Le isole Kurili, controllate oggi dalla Russia ma rivendicate dal Giappone; l’arcipelago di Okinawa, dove sono presenti varie basi militari americane con più di 20.000 uomini e che il Giappone vorrebbe allontanare; le isole Senkaku, giapponesi ma reclamate dalla Cina come suoi possedimenti; e infine l’isola di Taiwan: ecco le principali questioni che, come una faglia lunga migliaia di chilometri, dividono le grandi potenze affacciate sulla riva occidentale del Pacifico. Spaccatura che ancora una volta vede contrapposti Cina e Stati Uniti, veri attori politici di questi primi anni del secolo.

Queste vicende potrebbero sembrare di poco conto ai nostri occhi ma rivelano la presenza di situazioni irrisolte che ricordano un passato non molto lontano di guerre sanguinose, di occupazioni, di massacri indiscriminati della popolazione civile inerme. Le stragi della seconda guerra mondiale sono per fortuna oggi sostituite da piccoli incidenti marittimi (che diventano però in un attimo gravi crisi diplomatiche), da convocazioni urgenti dei rispettivi ambasciatori, da visite più o meno storiche, da toni retorici utilizzati abitualmente dal mondo orientale.

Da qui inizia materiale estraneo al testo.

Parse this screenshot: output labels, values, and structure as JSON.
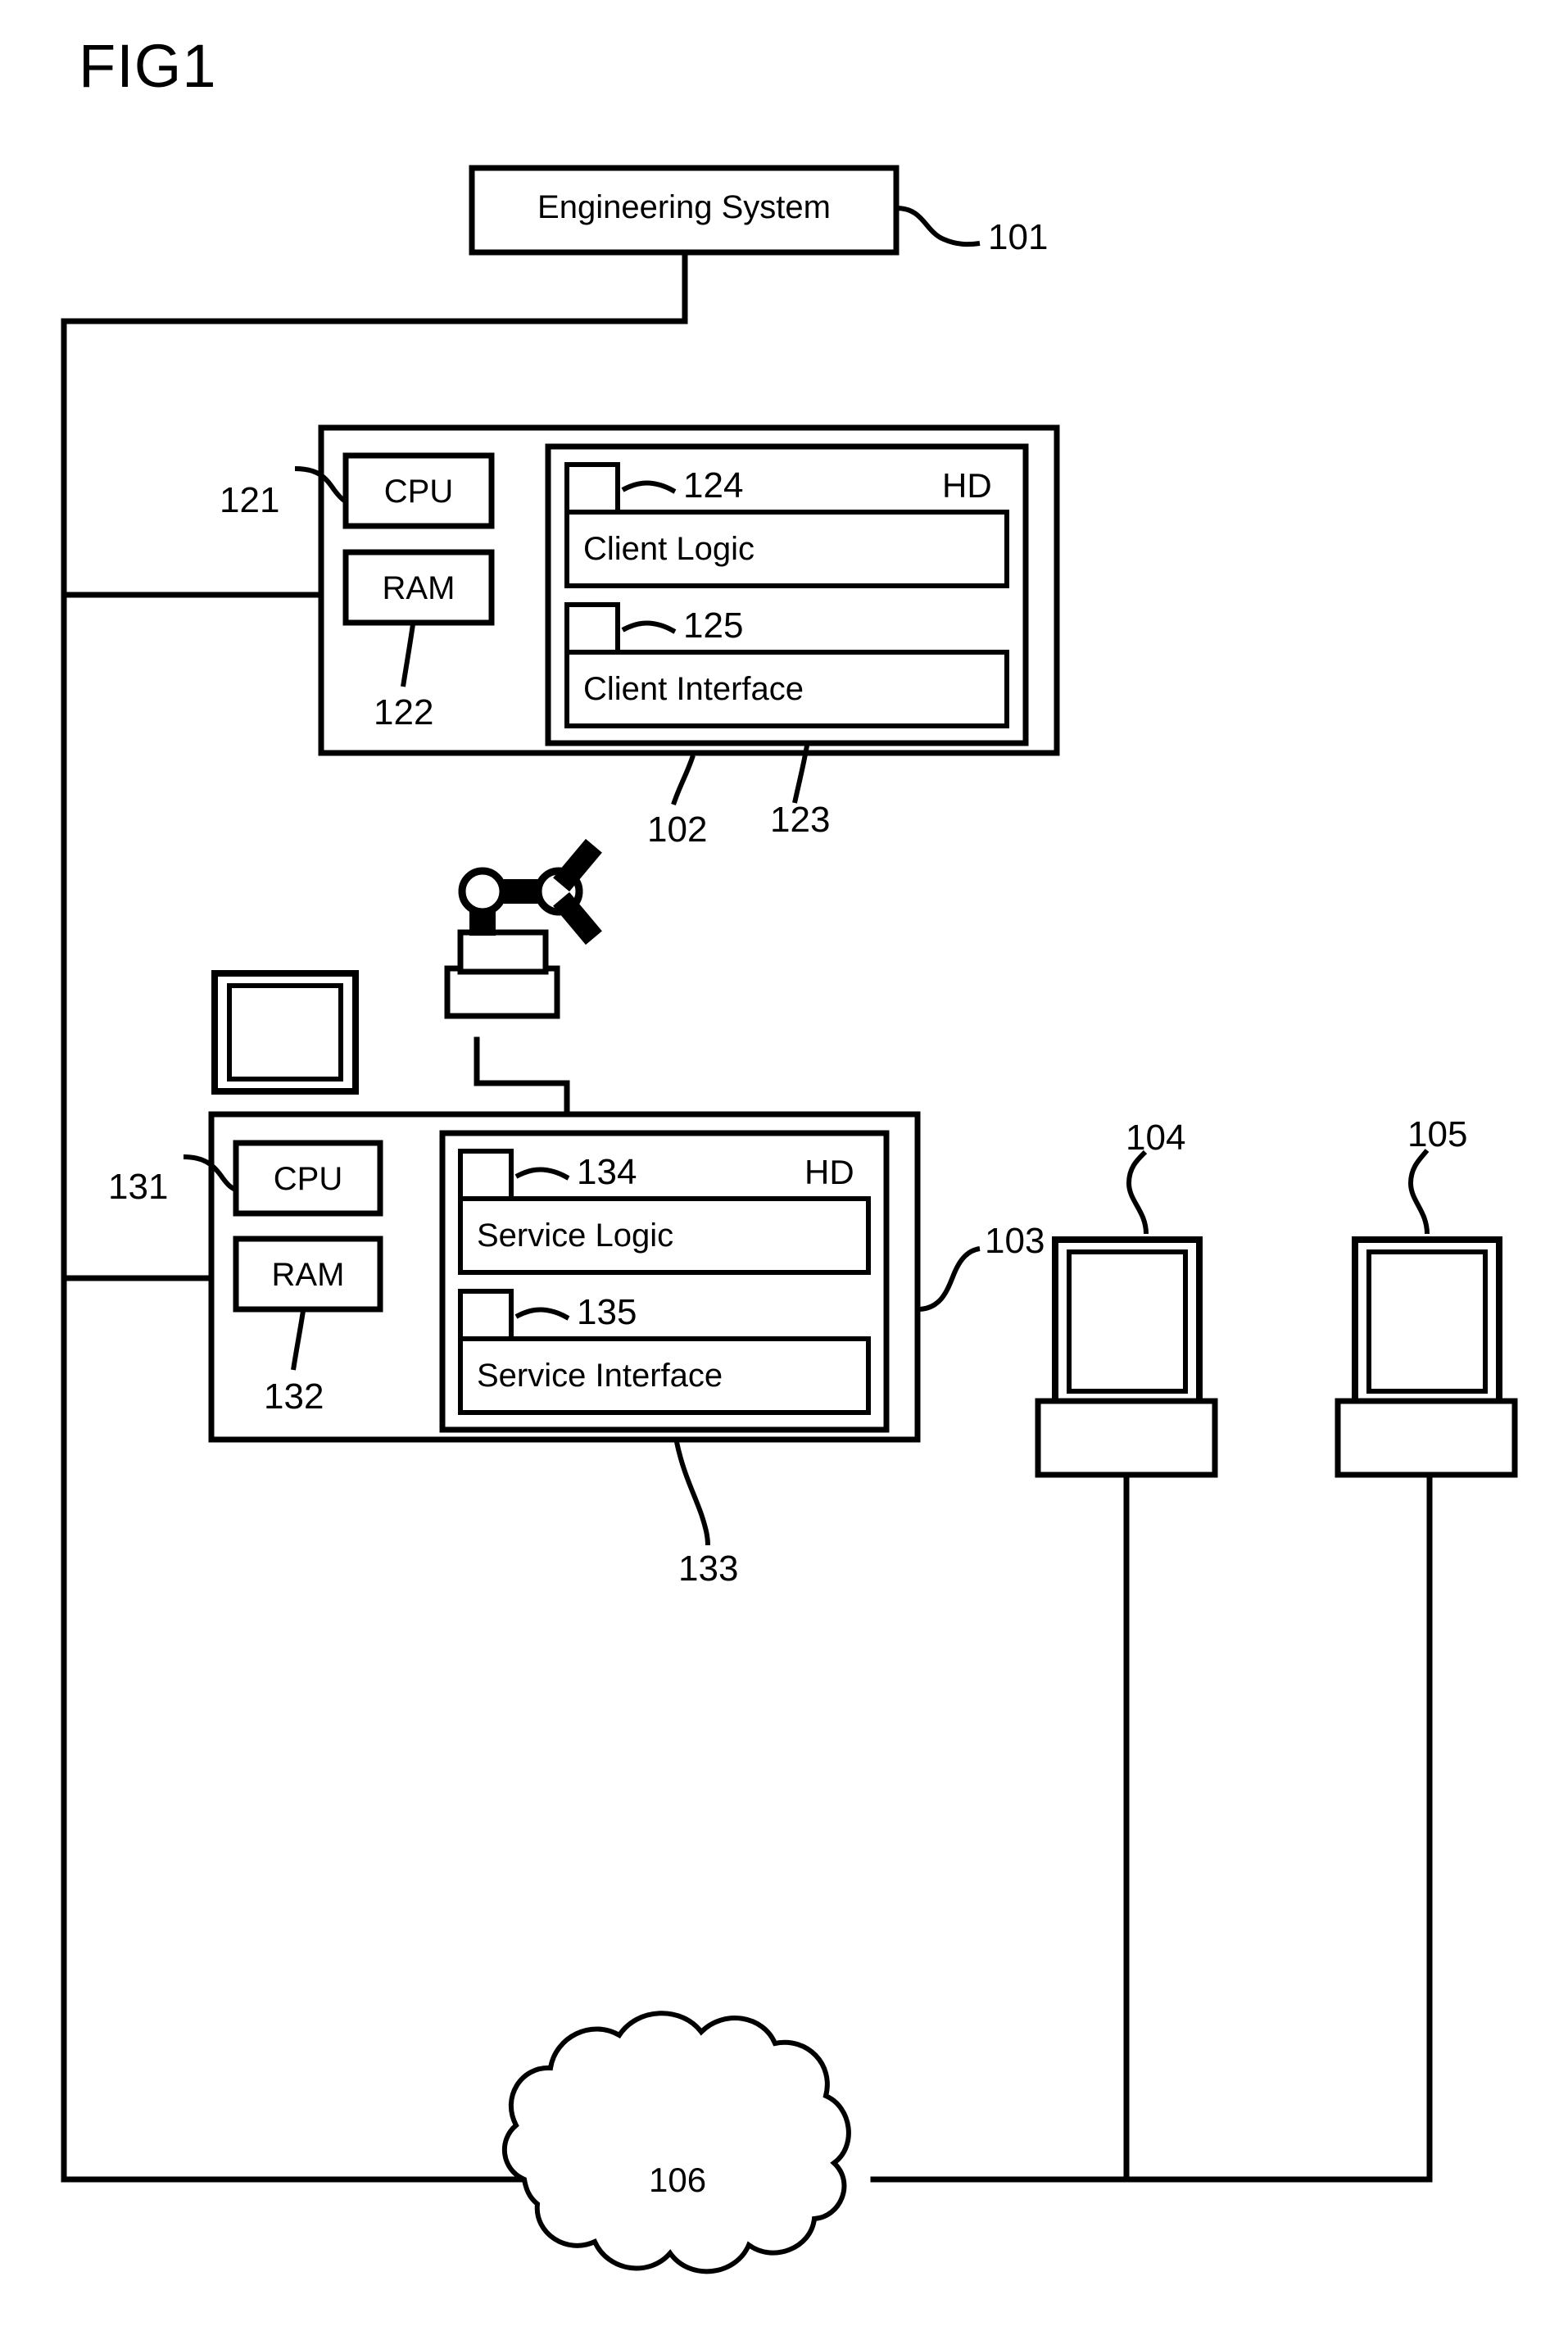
{
  "figure": {
    "title": "FIG1"
  },
  "nodes": {
    "engineering_system": {
      "label": "Engineering System",
      "ref": "101"
    },
    "client_station": {
      "ref": "102",
      "cpu_label": "CPU",
      "cpu_ref": "121",
      "ram_label": "RAM",
      "ram_ref": "122",
      "hd_label": "HD",
      "hd_ref": "123",
      "modules": [
        {
          "label": "Client Logic",
          "ref": "124"
        },
        {
          "label": "Client Interface",
          "ref": "125"
        }
      ]
    },
    "service_station": {
      "ref": "103",
      "cpu_label": "CPU",
      "cpu_ref": "131",
      "ram_label": "RAM",
      "ram_ref": "132",
      "hd_label": "HD",
      "hd_ref": "133",
      "modules": [
        {
          "label": "Service Logic",
          "ref": "134"
        },
        {
          "label": "Service Interface",
          "ref": "135"
        }
      ]
    },
    "terminal_one": {
      "ref": "104"
    },
    "terminal_two": {
      "ref": "105"
    },
    "network_cloud": {
      "ref": "106"
    }
  },
  "colors": {
    "stroke": "#000000",
    "fill": "#ffffff"
  }
}
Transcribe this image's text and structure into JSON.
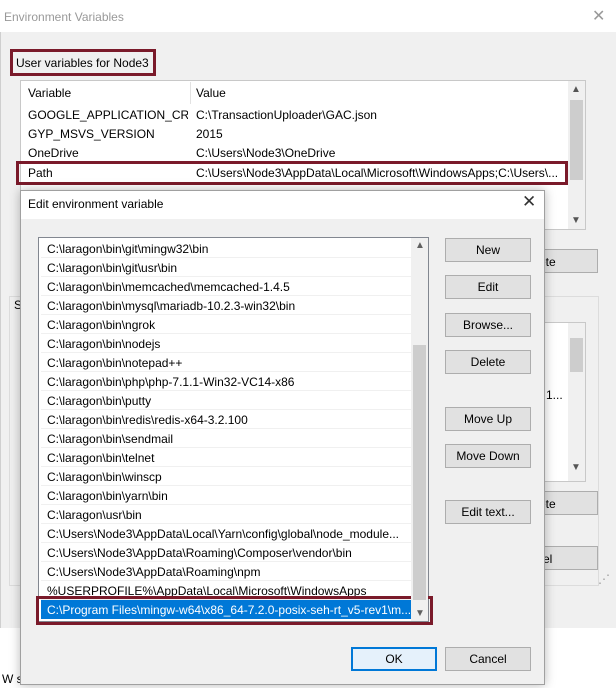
{
  "env_window": {
    "title": "Environment Variables",
    "close_glyph": "✕",
    "user_group_label": "User variables for Node3",
    "user_table": {
      "columns": [
        "Variable",
        "Value"
      ],
      "rows": [
        {
          "variable": "GOOGLE_APPLICATION_CRE...",
          "value": "C:\\TransactionUploader\\GAC.json"
        },
        {
          "variable": "GYP_MSVS_VERSION",
          "value": "2015"
        },
        {
          "variable": "OneDrive",
          "value": "C:\\Users\\Node3\\OneDrive"
        },
        {
          "variable": "Path",
          "value": "C:\\Users\\Node3\\AppData\\Local\\Microsoft\\WindowsApps;C:\\Users\\..."
        }
      ]
    },
    "partial_labels": {
      "user_delete_fragment": "ete",
      "system_group_fragment": "S",
      "system_value_fragment": "1...",
      "system_delete_fragment": "ete",
      "cancel_fragment": "el",
      "bottom_fragment": "W s"
    }
  },
  "edit_dialog": {
    "title": "Edit environment variable",
    "close_glyph": "✕",
    "paths": [
      "C:\\laragon\\bin\\git\\mingw32\\bin",
      "C:\\laragon\\bin\\git\\usr\\bin",
      "C:\\laragon\\bin\\memcached\\memcached-1.4.5",
      "C:\\laragon\\bin\\mysql\\mariadb-10.2.3-win32\\bin",
      "C:\\laragon\\bin\\ngrok",
      "C:\\laragon\\bin\\nodejs",
      "C:\\laragon\\bin\\notepad++",
      "C:\\laragon\\bin\\php\\php-7.1.1-Win32-VC14-x86",
      "C:\\laragon\\bin\\putty",
      "C:\\laragon\\bin\\redis\\redis-x64-3.2.100",
      "C:\\laragon\\bin\\sendmail",
      "C:\\laragon\\bin\\telnet",
      "C:\\laragon\\bin\\winscp",
      "C:\\laragon\\bin\\yarn\\bin",
      "C:\\laragon\\usr\\bin",
      "C:\\Users\\Node3\\AppData\\Local\\Yarn\\config\\global\\node_module...",
      "C:\\Users\\Node3\\AppData\\Roaming\\Composer\\vendor\\bin",
      "C:\\Users\\Node3\\AppData\\Roaming\\npm",
      "%USERPROFILE%\\AppData\\Local\\Microsoft\\WindowsApps",
      "C:\\Program Files\\mingw-w64\\x86_64-7.2.0-posix-seh-rt_v5-rev1\\m..."
    ],
    "buttons": {
      "new": "New",
      "edit": "Edit",
      "browse": "Browse...",
      "delete": "Delete",
      "move_up": "Move Up",
      "move_down": "Move Down",
      "edit_text": "Edit text...",
      "ok": "OK",
      "cancel": "Cancel"
    }
  },
  "colors": {
    "highlight_border": "#7a1a2a",
    "selection": "#0078d7"
  }
}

Occorre rendersi conto però che la “fine della storia”, profetizzata da Francis Fukuyama, non si è ancora compiuta e che, purtroppo o per fortuna poco importa, le questioni politiche internazionali vertono ancora su elementi pesanti come i problemi dell’approvvigionamento energetico o le sfere di influenza territoriali, oppure sul posizionamento strategico degli eserciti o magari sull’orgogliosa rivendicazione di terre che apparterrebbero storicamente alla nazione come patrimonio inalienabile. Non bisogna mai sottovalutare questi aspetti quando si progettano iniziative di risoluzione pacifica dei conflitti o si elaborano innovative e sostenibili strategie di sviluppo, per non sognare un inesistente mondo idillico governato esclusivamente dalla diplomazia e dalla soft power.

Nelle ultime settimane alcuni incidenti marittimi e una visita storica hanno fatto da detonatore di antiche dispute. Per la prima volta dal dopoguerra un presidente russo ha messo piede sull’ultima isoletta dell’arcipelago delle Kurili a un tiro di schioppo dalla grande isola giapponese di Hokkaido. Nei primi giorni di novembre il presidente Medvedev è sbarcato sui “territori settentrionali” (questo il nome dato da Tokyo alle isole contese) per rimarcare un’appartenenza non solo di fatto ma pure per rivendicare come prossima una politica di sviluppo e di sfruttamento intensivo di quel territorio. Scontata la reazione giapponese che ha ritirato il suo ambasciatore a Mosca.

Ci si può domandare il perché si riaprano proprio adesso nuove pagine di una lunga e tormentata storia delle tensioni tra Russia e Giappone, quando il contesto internazionale si modella su ben altre istanze. In realtà la situazione sul campo vede riproporsi un’alleanza tra paesi ex-comunisti (Russia, Cina, Vietnam) in chiave ovviamente antiamericana.

Molti segnali vanno in questo senso, al di là delle dichiarazioni della dirigenza cinese a sostegno del viaggio di Medvedev: esercitazioni militari russe al largo delle isole Kurili avvenute in luglio; spostamento ufficiale della data in cui la Russia ricorda la fine della seconda guerra mondiale al 2 settembre, giorno della resa giapponese; una dichiarazione congiunta a seguito di un incontro tra Medvedev e Hu Jintao nella quale si denunciava il tentativo da parte nipponica di riscrivere la storia recente. La dirigenza russa è anche preoccupata da movimenti separatisti operanti nei territori più orientali della federazione che in quest'ultimo periodo hanno moltiplicato i loro proclami e le loro azioni. Trovare quindi un nemico esterno, fosse anche soltanto simbolico, è quindi molto utile per sviare l'attenzione su temi più complicati.

Ma se guardiamo con attenzione questi sono tutti episodi che evidenziano una chiara tendenza. Si tratta della riproposizione degli schemi della guerra fredda in un contesto comunque completamente diverso: in questa fase storica tuttavia è l'economia a dettare l'agenda e i governi sono più preoccupati della volatilità in borsa o della rivalutazione dello yuan piuttosto che delle dispute territoriali. Tuttavia sarà in questa parte del pianeta che si assommeranno molte questioni dirimenti per come si evolverà il futuro globale. Un motivo in più per tenere d'occhio anche i mari lontani.